Starting this fall, the university says most international PhD students will be charged the same amount as domestic students.
The difference is huge — the 2017/18 fall-winter session cost international students at the downtown campus $23,692.14, plus ancillary fees, which vary by course.
Meanwhile, domestic students were charged $8,480.14, plus ancillary fees.
Graduate studies dean Joshua Barker says it's part of a bid to "remove any barriers, financial or otherwise, that graduate students might face as they look to attend our university."
The change affects students in all years of a PhD program, but excludes those in doctoral stream master's programs.
In the 2017/18 academic year, 1,179 of the school's 6,145 PhD students were international students.
Global interest in Canadian universities appears to be strong.
The U of T says applications from international undergraduate students have increased by 35 per cent compared to this time last year.
That includes "major increases" in students from the United States, India, and the Middle East, says the school.
In 2017, acceptances from the U.S. increased by 66 per cent, and by 47 per cent for students from India.
But despite a spike in the number of applications, the number of international students has stayed at between 20 and 25 per cent of the total student population.
University spokeswoman Althea Blackburn-Evans says there are no plans to increase that ratio.
Many observers trace the spike in foreign interest to the U.S. presidential election in 2016, and so far Donald Trump has made good on promises to tighten travel restrictions and increase deportations.
Last year, the U of T said applications from U.S. students were up almost 80 per cent compared to the same period a year earlier.
Meanwhile, U.S. media outlets reported a decline in applications at U.S. schools from places including India and the Middle East.

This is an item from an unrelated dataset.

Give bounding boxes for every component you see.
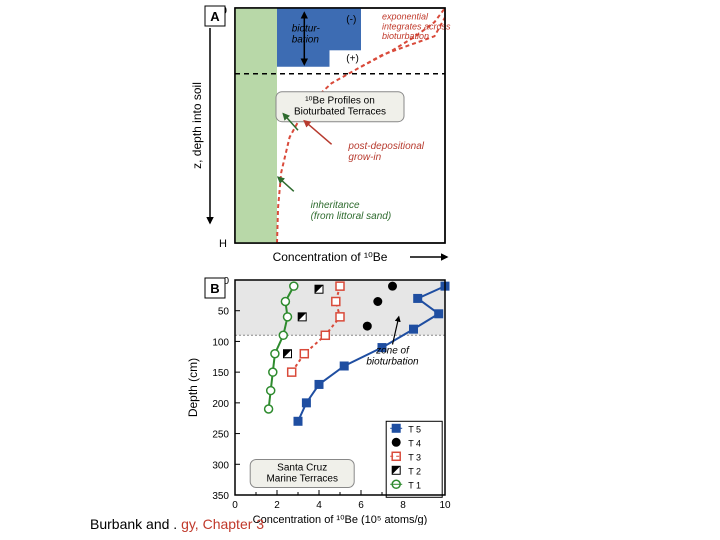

Advanced Education Minister Mitzie Hunter says the move can only strengthen Ontario's position as a place to foster innovation and attract global players such as Amazon, which is currently considering Toronto as the location for its second headquarters.
"We've always been a very attractive place for students," says Hunter.
"One of the strengths that we have in Ontario is our diversity and having international students here studying with our students makes it a much richer conversation and really probably strengthens the thinking as ideas are being shared and explored."